29 January 2007

do what I asked you to do, not what you think I wanted

Sometimes software is just too smart for it's own good.

So as I'm working on coding the client for CAATT I was creating some test data in the database, and I found that my input timestamp keeps changing, even though I'm not touching it.


mysql> select * from work_queue;
+---------+---------------------+---------------------+------+----------+------+
| work_id | input | output | task | comments | doer |
+---------+---------------------+---------------------+------+----------+------+
| 1 | 2007-01-22 20:43:36 | 0000-00-00 00:00:00 | 1 | NULL | 501 |
| 2 | 2007-01-28 20:43:43 | 0000-00-00 00:00:00 | 2 | NULL | 502 |
| 3 | 2007-01-28 20:43:51 | 0000-00-00 00:00:00 | 4 | NULL | 501 |
| 4 | 2007-01-29 00:25:44 | 0000-00-00 00:00:00 | 5 | NULL | 501 |
+---------+---------------------+---------------------+------+----------+------+
4 rows in set (0.00 sec)

mysql> update work_queue set output=now(), comments="howdy" where work_id = 3;
Query OK, 1 row affected (0.00 sec)
Rows matched: 1 Changed: 1 Warnings: 0

mysql> select * from work_queue;
+---------+---------------------+---------------------+------+----------+------+
| work_id | input | output | task | comments | doer |
+---------+---------------------+---------------------+------+----------+------+
| 1 | 2007-01-22 20:43:36 | 0000-00-00 00:00:00 | 1 | NULL | 501 |
| 2 | 2007-01-28 20:43:43 | 0000-00-00 00:00:00 | 2 | NULL | 502 |
| 3 | 2007-01-29 00:26:45 | 2007-01-29 00:26:45 | 4 | howdy | 501 |
| 4 | 2007-01-29 00:25:44 | 0000-00-00 00:00:00 | 5 | NULL | 501 |
+---------+---------------------+---------------------+------+----------+------+
4 rows in set (0.00 sec)


So I set the completion date and a comment on #3, but it changed the input time on me! ARGH!!! So I went back and looked at my table definition...

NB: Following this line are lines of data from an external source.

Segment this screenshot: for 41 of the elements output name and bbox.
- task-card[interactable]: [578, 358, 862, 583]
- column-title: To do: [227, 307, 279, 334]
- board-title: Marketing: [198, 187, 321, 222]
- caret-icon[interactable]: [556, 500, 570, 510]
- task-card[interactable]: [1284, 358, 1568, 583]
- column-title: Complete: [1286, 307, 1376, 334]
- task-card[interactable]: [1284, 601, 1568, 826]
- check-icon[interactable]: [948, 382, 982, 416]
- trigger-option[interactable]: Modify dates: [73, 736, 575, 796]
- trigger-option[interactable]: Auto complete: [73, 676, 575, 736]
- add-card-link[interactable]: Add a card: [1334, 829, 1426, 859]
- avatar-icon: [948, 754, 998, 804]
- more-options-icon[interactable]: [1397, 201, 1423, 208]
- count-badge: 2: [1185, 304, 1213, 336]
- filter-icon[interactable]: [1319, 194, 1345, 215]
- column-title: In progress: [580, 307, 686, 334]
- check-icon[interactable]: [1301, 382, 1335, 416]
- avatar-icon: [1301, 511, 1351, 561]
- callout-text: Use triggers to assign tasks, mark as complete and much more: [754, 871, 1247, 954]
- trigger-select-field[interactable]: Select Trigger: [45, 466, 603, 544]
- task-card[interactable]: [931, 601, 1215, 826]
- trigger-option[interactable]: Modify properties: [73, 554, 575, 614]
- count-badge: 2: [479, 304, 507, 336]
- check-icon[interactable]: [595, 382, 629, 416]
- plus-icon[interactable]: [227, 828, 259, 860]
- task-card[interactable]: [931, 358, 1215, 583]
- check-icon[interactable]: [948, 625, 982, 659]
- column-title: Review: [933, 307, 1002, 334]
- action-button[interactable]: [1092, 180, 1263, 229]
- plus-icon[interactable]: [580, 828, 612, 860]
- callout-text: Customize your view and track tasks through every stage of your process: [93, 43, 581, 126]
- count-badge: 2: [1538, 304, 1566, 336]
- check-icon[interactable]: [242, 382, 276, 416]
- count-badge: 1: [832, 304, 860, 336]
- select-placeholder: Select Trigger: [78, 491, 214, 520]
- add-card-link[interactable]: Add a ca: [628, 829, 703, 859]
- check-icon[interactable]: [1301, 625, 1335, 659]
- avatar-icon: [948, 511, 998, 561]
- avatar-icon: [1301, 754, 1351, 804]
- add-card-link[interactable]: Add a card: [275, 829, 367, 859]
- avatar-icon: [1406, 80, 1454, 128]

mysql> explain work_queue;
+----------+----------------------+------+-----+---------------------+----------------+
| Field | Type | Null | Key | Default | Extra |
+----------+----------------------+------+-----+---------------------+----------------+
| work_id | bigint(20) unsigned | NO | PRI | NULL | auto_increment |
| input | timestamp | NO | | CURRENT_TIMESTAMP | |
| output | timestamp | NO | | 0000-00-00 00:00:00 | |
| task | tinyint(3) unsigned | NO | | | |
| comments | varchar(4096) | YES | | NULL | |
| doer | smallint(5) unsigned | YES | | NULL | |
+----------+----------------------+------+-----+---------------------+----------------+
6 rows in set (0.00 sec)


Nope, nothing there to indicate why it did that. Off to the manuals I go, finally find this. GRRRR! show create table work_queue confirms that it set both the default AND the on update to CURRENT_TIMESTAMP when the table was created. Several attempts to modify the table fail to achieve anything even remotely close to what I want. In the end I did a mysqldump of the entire database and modified the creation script to be as such:


DROP TABLE IF EXISTS `work_queue`;
CREATE TABLE `work_queue` (
`work_id` bigint(20) unsigned NOT NULL auto_increment,
`input` timestamp NOT NULL default CURRENT_TIMESTAMP references work_queue on update NO ACTION,
`output` timestamp NOT NULL,
`task` tinyint(3) unsigned NOT NULL,
`comments` varchar(4096) default NULL,
`doer` smallint(5) unsigned default NULL,
UNIQUE KEY `work_id` (`work_id`)
) ENGINE=MyISAM AUTO_INCREMENT=5 DEFAULT CHARSET=utf8;


So the magic bullet to create a mysql table that has a column that tracks INSERTION time, but NOT UPDATE TIME? A self referential on update no action. And you can only do that when you CREATE the table, there's no way to get alter to accept that as near as I can tell.

Now that that's out of my system, a quick update on the caatt clients: I've decided to do a quick LAMP implementation instead of a native OS/X client. It already knows who you are, asks if you've not told it, and remembers... and it can dump a list of work to do, with overdue item's highlighted separately. Details of a task and marking it complete were what I was working on when this stopped me. Oh yeah, and I slapped together a quick logo/favicon for it with OmniGraffle (and photoshop for cropping, since OmniGraffle's export sometimes picks bizare margins).